(Reuters) – Wesfarmers Ltd said on Friday that sales growth at its division had been flat so far in the new financial year after the Australian retailer reported 2022 lower profits. very strong.
The company said sales improved in the second half of the year, particularly in its Kmart segment, which includes Target-branded stores, and momentum continued as COVID restrictions eased Continuing into the new financial year.
In an effort to quell the COVID-19 outbreak in Australia, the government enforced store closures in the first half of the financial year 2022, resulting in increased spending and a loss of staff absence from work.
Retailers including Wesfarmers have also been grappling with rising raw material prices and falling demand as inflation-stricken consumers prioritise essentials.

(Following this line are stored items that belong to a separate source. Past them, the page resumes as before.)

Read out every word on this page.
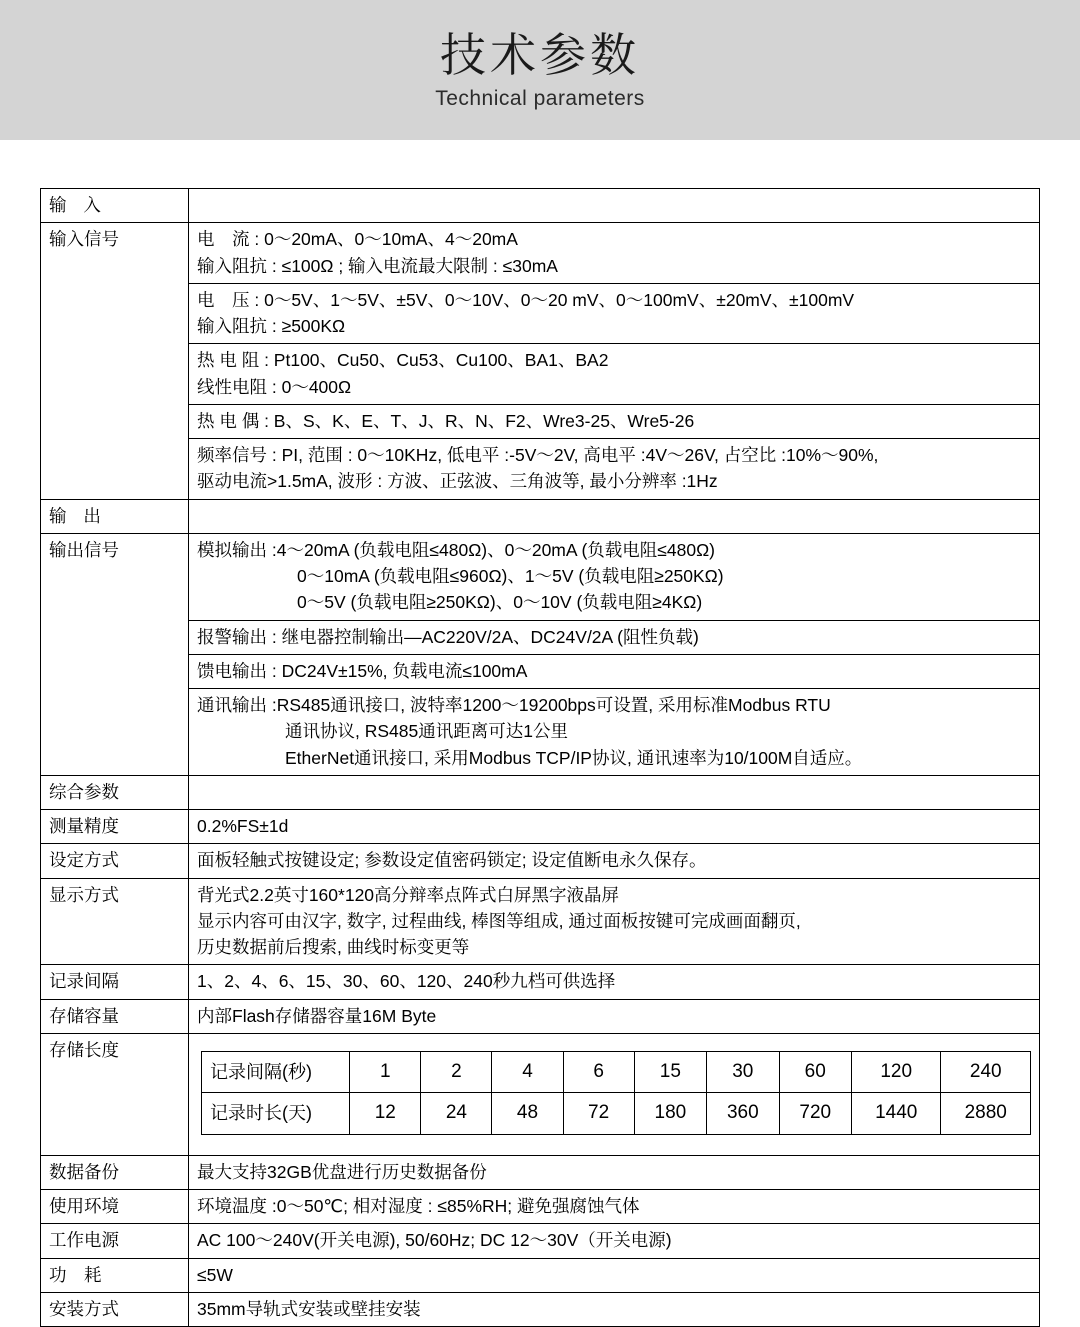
技术参数
Technical parameters
输 入	
输入信号	电　流 : 0～20mA、0～10mA、4～20mA
输入阻抗 : ≤100Ω ; 输入电流最大限制 : ≤30mA

电　压 : 0～5V、1～5V、±5V、0～10V、0～20 mV、0～100mV、±20mV、±100mV
输入阻抗 : ≥500KΩ

热 电 阻 : Pt100、Cu50、Cu53、Cu100、BA1、BA2
线性电阻 : 0～400Ω

热 电 偶 : B、S、K、E、T、J、R、N、F2、Wre3-25、Wre5-26

频率信号 : PI, 范围 : 0～10KHz, 低电平 :-5V～2V, 高电平 :4V～26V, 占空比 :10%～90%,
驱动电流>1.5mA, 波形 : 方波、正弦波、三角波等, 最小分辨率 :1Hz

输 出	
输出信号	模拟输出 :4～20mA (负载电阻≤480Ω)、0～20mA (负载电阻≤480Ω)
0～10mA (负载电阻≤960Ω)、1～5V (负载电阻≥250KΩ)
0～5V (负载电阻≥250KΩ)、0～10V (负载电阻≥4KΩ)

报警输出 : 继电器控制输出—AC220V/2A、DC24V/2A (阻性负载)

馈电输出 : DC24V±15%, 负载电流≤100mA

通讯输出 :RS485通讯接口, 波特率1200～19200bps可设置, 采用标准Modbus RTU
通讯协议, RS485通讯距离可达1公里
EtherNet通讯接口, 采用Modbus TCP/IP协议, 通讯速率为10/100M自适应。

综合参数	
测量精度	0.2%FS±1d
设定方式	面板轻触式按键设定; 参数设定值密码锁定; 设定值断电永久保存。
显示方式	背光式2.2英寸160*120高分辩率点阵式白屏黑字液晶屏
显示内容可由汉字, 数字, 过程曲线, 棒图等组成, 通过面板按键可完成画面翻页,
历史数据前后搜索, 曲线时标变更等

记录间隔	1、2、4、6、15、30、60、120、240秒九档可供选择
存储容量	内部Flash存储器容量16M Byte
存储长度	
记录间隔(秒)	1	2	4	6	15	30	60	120	240
记录时长(天)	12	24	48	72	180	360	720	1440	2880

数据备份	最大支持32GB优盘进行历史数据备份
使用环境	环境温度 :0～50℃; 相对湿度 : ≤85%RH; 避免强腐蚀气体
工作电源	AC 100～240V(开关电源), 50/60Hz; DC 12～30V（开关电源)
功　耗	≤5W
安装方式	35mm导轨式安装或壁挂安装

“Kmart operates in an inflationary environment to extend its low-price lead and profitably increase its share of customers’ wallets,” the company said in a statement
Retail trading conditions remained strong in the first seven weeks of the new financial year, Wesfarmers said.
“While headline inflation remains high, prices for some inputs such as cotton, lumber and plastic resins have slowed in recent months,” the company said.
Last quarter’s solid Australian retail sales data showed that Australian consumer spending remained strong even as inflation hit 21 new year highs.
The company’s home improvement chain, Bunnings, which contributes nearly two-thirds of Wesfarmers’ annual profit, improved after a weak first half, with total store sales up in the last six months 7.8%.
Wesfarmers net profit after tax, excluding one-time costs, fell 2.9% to $2.35 $1 billion ($1.884 billion), but beat analysts’ estimates of A$2.25 billion, according to Refinitiv.
The company expects net capital expenditure to be between A$1 billion and A$1. 25 Fiscal 2023, compared to A$ million 25 a year ago.